Jing breaks out of the cell using his martial arts skills and finds Li’s body, but everyone flat-out ignores him. With nothing to live for, Jing goes looking for the name of the man who destroyed his family, killing three men in the process. Marshal Walker is now hoping to find Jing and end this feud with as little fuss as possible, while protecting his son.

Chris King (Sean Patrick Flannery) is a suicidal tracker forced into service by Walker’s men to find and kill Jing. Amongst the men assisting with the task is Carlos (Danny Trejo), who insinuates that Chris will also end up dead when they find their fugitive. Things don’t go well for the posse when it is Jing who finds them first and things swiftly move downhill for the Walker family.

As written by Sean Ryan The Outsider is pretty standard Western fare with the construction of the Transcontinental Railroad through a corrupt town in 1800’s America serving as its backdrop. The film starts off quickly, establishing Jing and Li’s relationship and Jing’s reason for revenge. Within the first ten minutes we learn the fate of the doomed immigrant couple, as well as how bad James Walker is and how indifferent his fellow townspeople are. Good Westerns have a nice mix of action and drama, though, and this is where The Outsider falls short. Viewers are thrown into the situation a little too quickly and it makes for a rather predictable story. There is also a major lull between any real action sequences.
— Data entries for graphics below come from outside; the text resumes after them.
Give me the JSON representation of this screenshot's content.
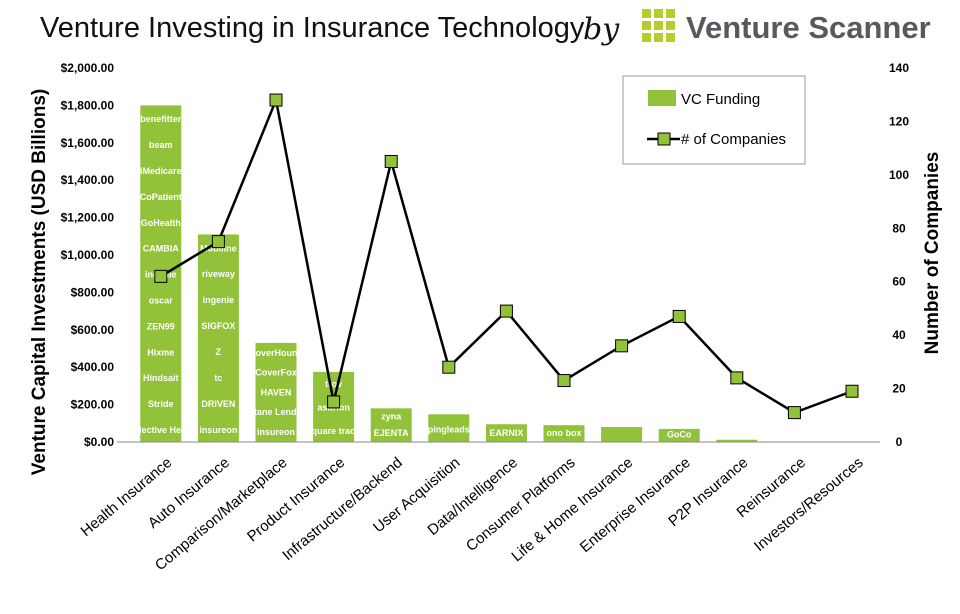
{
  "header": {
    "title": "Venture Investing in Insurance Technology",
    "by": "by",
    "brand": "Venture Scanner"
  },
  "colors": {
    "bar": "#92C13A",
    "line": "#000000",
    "marker": "#92C13A",
    "brand_green": "#B5CE2D"
  },
  "chart_data": {
    "type": "bar",
    "title": "Venture Investing in Insurance Technology",
    "categories": [
      "Health Insurance",
      "Auto Insurance",
      "Comparison/Marketplace",
      "Product Insurance",
      "Infrastructure/Backend",
      "User Acquisition",
      "Data/Intelligence",
      "Consumer Platforms",
      "Life & Home Insurance",
      "Enterprise Insurance",
      "P2P Insurance",
      "Reinsurance",
      "Investors/Resources"
    ],
    "series": [
      {
        "name": "VC Funding",
        "type": "bar",
        "axis": "left",
        "values": [
          1800,
          1110,
          530,
          375,
          180,
          148,
          95,
          90,
          80,
          70,
          12,
          0,
          0
        ]
      },
      {
        "name": "# of Companies",
        "type": "line",
        "axis": "right",
        "values": [
          62,
          75,
          128,
          15,
          105,
          28,
          49,
          23,
          36,
          47,
          24,
          11,
          19
        ]
      }
    ],
    "ylabel": "Venture Capital Investments (USD Billions)",
    "y2label": "Number of Companies",
    "ylim": [
      0,
      2000
    ],
    "y2lim": [
      0,
      140
    ],
    "y_ticks": [
      "$0.00",
      "$200.00",
      "$400.00",
      "$600.00",
      "$800.00",
      "$1,000.00",
      "$1,200.00",
      "$1,400.00",
      "$1,600.00",
      "$1,800.00",
      "$2,000.00"
    ],
    "y2_ticks": [
      "0",
      "20",
      "40",
      "60",
      "80",
      "100",
      "120",
      "140"
    ],
    "grid": false,
    "legend": "top-right",
    "logos": {
      "health": [
        "benefitter",
        "beam",
        "iMedicare",
        "CoPatient",
        "GoHealth",
        "CAMBIA",
        "ingenie",
        "oscar",
        "ZEN99",
        "Hixme",
        "Hindsait",
        "Stride",
        "Collective Health"
      ],
      "auto": [
        "Mobiline",
        "riveway",
        "ingenie",
        "SIGFOX",
        "Z",
        "tc",
        "DRIVEN",
        "insureon"
      ],
      "comparison": [
        "CoverHound",
        "CoverFox",
        "HAVEN",
        "Octane Lending",
        "insureon"
      ],
      "product": [
        "trov",
        "asurion",
        "square trade"
      ],
      "infrastructure": [
        "zyna",
        "EJENTA"
      ],
      "user_acq": [
        "pingleads"
      ],
      "data": [
        "EARNIX"
      ],
      "consumer": [
        "ono box"
      ],
      "enterprise": [
        "GoCo"
      ]
    }
  }
}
We see Jing use martial arts to kill a few men and get the information he needs in the local bar in the first act. This is enjoyably conveyed in flashback with the clearly anxious bartender telling the Marshal what happened. But then there is no real action until the last third of the film. We don’t get to see what happens to the posse sent out with Chris. We do see a bit more of the relationship between James and his father, though, and it has been a contentious one. Finally, the action picks up again, and there are a few twists that make an almost foreseeable ending interesting.
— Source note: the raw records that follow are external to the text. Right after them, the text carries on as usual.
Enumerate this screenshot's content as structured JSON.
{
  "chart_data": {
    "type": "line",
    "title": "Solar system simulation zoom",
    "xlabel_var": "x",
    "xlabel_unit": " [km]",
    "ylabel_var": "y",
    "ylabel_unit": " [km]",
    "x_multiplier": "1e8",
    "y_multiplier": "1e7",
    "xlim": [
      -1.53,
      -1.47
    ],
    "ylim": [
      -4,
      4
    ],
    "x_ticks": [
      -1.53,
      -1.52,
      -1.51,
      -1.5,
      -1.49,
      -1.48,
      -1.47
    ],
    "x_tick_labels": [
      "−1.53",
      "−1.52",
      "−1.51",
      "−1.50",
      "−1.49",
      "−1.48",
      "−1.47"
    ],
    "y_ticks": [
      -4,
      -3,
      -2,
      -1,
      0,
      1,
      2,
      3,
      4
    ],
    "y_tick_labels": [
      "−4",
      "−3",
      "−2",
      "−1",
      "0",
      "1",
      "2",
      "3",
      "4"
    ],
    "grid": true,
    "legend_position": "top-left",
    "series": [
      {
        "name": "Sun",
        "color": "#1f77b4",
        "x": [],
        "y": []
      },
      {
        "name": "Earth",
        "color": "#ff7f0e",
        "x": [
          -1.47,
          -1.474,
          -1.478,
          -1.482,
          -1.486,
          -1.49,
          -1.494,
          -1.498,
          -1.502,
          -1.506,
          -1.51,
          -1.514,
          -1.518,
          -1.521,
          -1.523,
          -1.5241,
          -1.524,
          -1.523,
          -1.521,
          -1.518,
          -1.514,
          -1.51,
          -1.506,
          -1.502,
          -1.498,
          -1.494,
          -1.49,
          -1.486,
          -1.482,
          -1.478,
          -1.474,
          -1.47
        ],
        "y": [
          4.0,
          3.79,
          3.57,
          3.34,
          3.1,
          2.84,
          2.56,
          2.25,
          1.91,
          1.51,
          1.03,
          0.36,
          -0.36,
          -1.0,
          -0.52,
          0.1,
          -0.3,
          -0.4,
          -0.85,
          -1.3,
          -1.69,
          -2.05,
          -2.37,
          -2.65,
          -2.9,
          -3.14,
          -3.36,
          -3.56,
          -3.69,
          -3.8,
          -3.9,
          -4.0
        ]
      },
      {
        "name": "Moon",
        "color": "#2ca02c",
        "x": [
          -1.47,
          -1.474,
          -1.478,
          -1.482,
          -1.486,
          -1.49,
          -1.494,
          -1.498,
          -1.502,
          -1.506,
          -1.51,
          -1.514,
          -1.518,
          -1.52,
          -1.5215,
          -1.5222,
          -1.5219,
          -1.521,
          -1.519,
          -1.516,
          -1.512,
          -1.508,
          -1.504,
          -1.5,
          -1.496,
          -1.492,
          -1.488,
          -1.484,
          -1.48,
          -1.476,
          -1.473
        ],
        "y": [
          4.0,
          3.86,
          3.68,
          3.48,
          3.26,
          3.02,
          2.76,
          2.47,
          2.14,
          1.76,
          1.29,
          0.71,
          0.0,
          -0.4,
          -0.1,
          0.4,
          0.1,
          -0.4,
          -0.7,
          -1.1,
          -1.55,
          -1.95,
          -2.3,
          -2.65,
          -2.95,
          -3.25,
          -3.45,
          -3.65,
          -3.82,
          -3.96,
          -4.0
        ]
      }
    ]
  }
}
What is particularly good is the acting, especially Flannery as Chris King. The character actually has more depth and complexity than Jing and comes across as more empathetic. Jing’s character development was almost non-existent. We know that he loved his wife and unborn child, and then felt no more reason to live after what happened to them. Nothing else. However, Lyman is compelling as James. He really made you hate the character and want to see him get what’s coming to him. Lyman and Adkins share a very good dynamic as the troubled father and son, with the Marshal knowing James is a bad guy but wanting to protect him because of a promise he made to his wife.

Overall, The Outsider is a decent film that could have done a bit more with its story and added some substance to Jing’s character. It’s hardly one of the best Westerns I’ve seen, but not a bad one, either.